Passaram a  23 de Fevereiro 29 anos sobre o falecimento de José Afonso.  Já se escreveu que o último concerto de Zeca no seu circuito artístico comum, antes das homenagens da fase da doença, ocorreu noutro local e em data anterior. Erro. O último concerto da carreira de Zeca Afonso, antes dos tributos, realizou-se em Guimarães, a 5 de Junho de 1982, no âmbito da Circultura, com Júlio Pereira, Janita Salomé, e Serginho Mestre, entretanto falecido.

A Circultura merece ser recordada. A um participado processo revolucionário, com toda a sorte de experiência artísticas e generosa intervenção, seguiu-se um contrastante e escuro vazio cultural com duras marcas. Os poderes públicos, as autarquias, designadamente, não tinham nem os meios nem as preocupações com as causas culturais que viriam a ter posteriormente. O canto de protesto, de intervenção, chame-se o que se quiser, não foi sempre consensual após o 25 de Abril, mesmo nos meios mais ligados à esquerda. Não foi por acaso que alguma imprensa considerou “Com as Minhas Tamanquinhas”, de Zeca,  o pior disco do ano. Ou que José Mário Branco teve a obra prima “Ser Solidário” na gaveta desde 1979,  coleccionando recusas das oito maiores editoras do mercado nacional em gravar o disco por alegada “falta de interesse comercial”, o que fez com que o disco “nascesse” em palco, desde Novembro de 1980.  Só a sua força se impôs e permitiu a recolha de contributos prévios de muitos cidadãos, que transformaram a sua participação em compra prévia por preço mais barato, e, mesmo assim, só com a aposta da Edisom, uma editora independente dos músicos Zé da Ponte e Guilherme Inês. Zeca recordava que, por ocasião do lançamento de “Fados de Coimbra”, dessa época,  recebeu um telefonema de Júlio Isidro a convidá-lo para participar no seu  programa televisivo. Um luxo, para quem não ia à televisão desde os tempos da Revolução. Só que logo veio a advertência- “mas vem cá cantar Fados de Coimbra, não aquelas outras canções…” . Os músicos “de um certo sector” tinham dificuldade em entrar no circuito comercial dos concertos pelo país. Ir à televisão, nem pensar. Gravar discos, muito difícil. Em paralelo, sucedia nada suceder em terras como Guimarães, a não ser as iniciativas que as Associações Culturais realizavam, com os seus modestos meios. Tempos difíceis!

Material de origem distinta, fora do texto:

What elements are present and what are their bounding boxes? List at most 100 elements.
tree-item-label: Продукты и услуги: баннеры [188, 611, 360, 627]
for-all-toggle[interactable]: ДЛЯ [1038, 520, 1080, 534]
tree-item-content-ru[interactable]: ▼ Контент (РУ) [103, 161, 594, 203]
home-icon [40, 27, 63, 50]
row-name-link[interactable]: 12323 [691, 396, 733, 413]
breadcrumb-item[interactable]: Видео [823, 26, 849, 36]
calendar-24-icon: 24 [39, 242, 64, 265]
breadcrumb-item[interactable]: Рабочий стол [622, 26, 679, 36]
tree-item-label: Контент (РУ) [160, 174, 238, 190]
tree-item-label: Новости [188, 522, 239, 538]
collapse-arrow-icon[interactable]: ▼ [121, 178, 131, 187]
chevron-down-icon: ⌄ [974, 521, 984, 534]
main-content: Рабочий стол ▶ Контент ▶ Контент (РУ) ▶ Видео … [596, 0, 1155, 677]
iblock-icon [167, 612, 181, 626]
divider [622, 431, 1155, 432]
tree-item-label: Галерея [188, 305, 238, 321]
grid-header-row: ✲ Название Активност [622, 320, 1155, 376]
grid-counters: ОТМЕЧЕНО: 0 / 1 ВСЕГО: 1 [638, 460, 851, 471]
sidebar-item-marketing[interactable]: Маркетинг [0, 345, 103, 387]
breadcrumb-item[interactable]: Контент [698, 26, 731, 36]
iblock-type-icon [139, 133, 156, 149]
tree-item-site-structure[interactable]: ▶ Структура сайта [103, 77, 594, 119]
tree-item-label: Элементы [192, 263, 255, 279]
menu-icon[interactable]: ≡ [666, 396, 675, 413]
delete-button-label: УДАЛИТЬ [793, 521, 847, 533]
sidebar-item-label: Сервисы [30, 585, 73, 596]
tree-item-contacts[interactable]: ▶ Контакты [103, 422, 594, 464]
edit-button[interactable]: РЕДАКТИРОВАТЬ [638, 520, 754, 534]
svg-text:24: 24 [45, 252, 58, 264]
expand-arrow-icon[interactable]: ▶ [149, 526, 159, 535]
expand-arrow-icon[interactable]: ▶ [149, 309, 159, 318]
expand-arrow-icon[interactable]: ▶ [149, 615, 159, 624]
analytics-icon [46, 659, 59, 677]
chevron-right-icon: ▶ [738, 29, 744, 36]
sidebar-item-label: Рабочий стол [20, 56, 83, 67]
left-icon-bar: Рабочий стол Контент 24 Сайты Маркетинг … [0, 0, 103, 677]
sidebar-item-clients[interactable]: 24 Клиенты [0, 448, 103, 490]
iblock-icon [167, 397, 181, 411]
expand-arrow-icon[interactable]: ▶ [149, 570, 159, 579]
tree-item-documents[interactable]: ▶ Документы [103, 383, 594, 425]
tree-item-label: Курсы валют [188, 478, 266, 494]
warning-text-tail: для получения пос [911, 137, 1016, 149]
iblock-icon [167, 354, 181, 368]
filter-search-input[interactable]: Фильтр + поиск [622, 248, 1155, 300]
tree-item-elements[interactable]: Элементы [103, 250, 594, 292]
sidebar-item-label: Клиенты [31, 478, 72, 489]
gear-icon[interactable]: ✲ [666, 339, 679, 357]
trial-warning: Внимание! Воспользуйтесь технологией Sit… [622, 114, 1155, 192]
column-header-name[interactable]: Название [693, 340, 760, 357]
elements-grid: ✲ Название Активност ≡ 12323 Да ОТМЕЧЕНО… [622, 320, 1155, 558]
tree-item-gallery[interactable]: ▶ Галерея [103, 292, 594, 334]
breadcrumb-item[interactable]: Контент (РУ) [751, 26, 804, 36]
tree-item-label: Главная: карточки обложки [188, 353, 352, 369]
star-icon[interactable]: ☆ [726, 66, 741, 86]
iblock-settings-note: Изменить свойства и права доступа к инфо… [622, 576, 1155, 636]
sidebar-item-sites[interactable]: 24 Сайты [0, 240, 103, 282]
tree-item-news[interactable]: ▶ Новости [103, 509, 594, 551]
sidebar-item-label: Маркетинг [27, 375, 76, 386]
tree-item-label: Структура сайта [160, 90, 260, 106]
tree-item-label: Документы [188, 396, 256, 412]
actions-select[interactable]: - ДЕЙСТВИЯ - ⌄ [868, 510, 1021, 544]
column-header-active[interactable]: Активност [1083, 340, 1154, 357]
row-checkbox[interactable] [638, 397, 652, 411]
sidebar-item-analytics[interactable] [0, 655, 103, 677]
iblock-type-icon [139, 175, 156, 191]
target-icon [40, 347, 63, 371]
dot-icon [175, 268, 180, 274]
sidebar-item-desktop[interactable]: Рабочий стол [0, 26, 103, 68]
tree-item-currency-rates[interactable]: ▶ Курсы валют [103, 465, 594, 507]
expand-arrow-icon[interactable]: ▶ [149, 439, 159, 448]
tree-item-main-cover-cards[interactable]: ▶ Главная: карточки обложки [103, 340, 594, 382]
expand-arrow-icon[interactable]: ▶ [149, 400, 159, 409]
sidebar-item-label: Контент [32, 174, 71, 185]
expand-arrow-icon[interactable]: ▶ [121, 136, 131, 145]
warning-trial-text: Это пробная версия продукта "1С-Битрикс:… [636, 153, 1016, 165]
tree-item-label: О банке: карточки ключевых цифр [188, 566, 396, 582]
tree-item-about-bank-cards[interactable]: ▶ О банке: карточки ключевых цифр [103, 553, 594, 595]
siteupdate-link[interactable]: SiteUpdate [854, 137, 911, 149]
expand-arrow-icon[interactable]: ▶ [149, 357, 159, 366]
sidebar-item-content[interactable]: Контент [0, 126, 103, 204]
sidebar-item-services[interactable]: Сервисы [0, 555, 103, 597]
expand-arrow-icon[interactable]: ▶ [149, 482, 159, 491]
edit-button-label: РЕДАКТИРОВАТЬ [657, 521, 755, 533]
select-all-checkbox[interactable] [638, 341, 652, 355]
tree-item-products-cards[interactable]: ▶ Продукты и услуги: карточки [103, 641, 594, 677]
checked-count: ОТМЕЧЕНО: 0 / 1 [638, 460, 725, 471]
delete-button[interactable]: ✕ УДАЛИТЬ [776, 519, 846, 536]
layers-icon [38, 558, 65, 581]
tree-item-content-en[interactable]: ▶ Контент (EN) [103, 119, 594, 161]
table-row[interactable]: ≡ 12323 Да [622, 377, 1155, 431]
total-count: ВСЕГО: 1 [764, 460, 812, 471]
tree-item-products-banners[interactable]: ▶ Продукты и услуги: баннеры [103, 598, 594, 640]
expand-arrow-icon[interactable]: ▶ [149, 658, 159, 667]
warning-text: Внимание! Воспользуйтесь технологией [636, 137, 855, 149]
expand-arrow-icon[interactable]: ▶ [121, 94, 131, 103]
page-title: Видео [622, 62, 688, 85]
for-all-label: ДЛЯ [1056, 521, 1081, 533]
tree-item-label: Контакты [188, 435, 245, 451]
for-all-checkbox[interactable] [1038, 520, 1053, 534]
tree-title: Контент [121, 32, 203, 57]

A partir do CICP –Centro Infantil e Cultural Popular, Associação criada no período post 25 de Abril-  entra em cena a Circultura, um abanão no marasmo cultural, ao tempo. Instalada numa “alugada” tenda de circo, montada junto  ao actual quartel dos Bombeiros Voluntários de Guimarães, à Alameda Alfredo Pimenta, sem apoios e com risco da bolsa dos promotores, apresenta, ao longo de 1982, José Afonso, José Mário Branco, Carlos do Carmo, Lena d’Água e os Salada de Frutas, UHF, Vitorino de Almeida, Coro do Convívio, Tété, a Mulher Palhaço, entre outros. É obra! O José Casimiro Ribeiro –cuja casa era o “hotel” da maior parte destes músicos”, Zeca incluído- o Torcato Ribeiro, O Carlos Mesquita, o António Gradim, e todos os que fizeram esta sadia loucura, merecem o nosso tributo.

Parece-me muito justo que entre 5 de Junho de 2016 e 23 de Fevereiro de 2017 –data em que passarão 30 anos sobre o falecimento de José Afonso- haja em Guimarães um bom e vasto programa que torne presente e homenageie José Afonso e a sua obra. E que se recorde a Circultura, que merece homenagem, e as pessoas que a fizeram, e merecem ser homenageadas.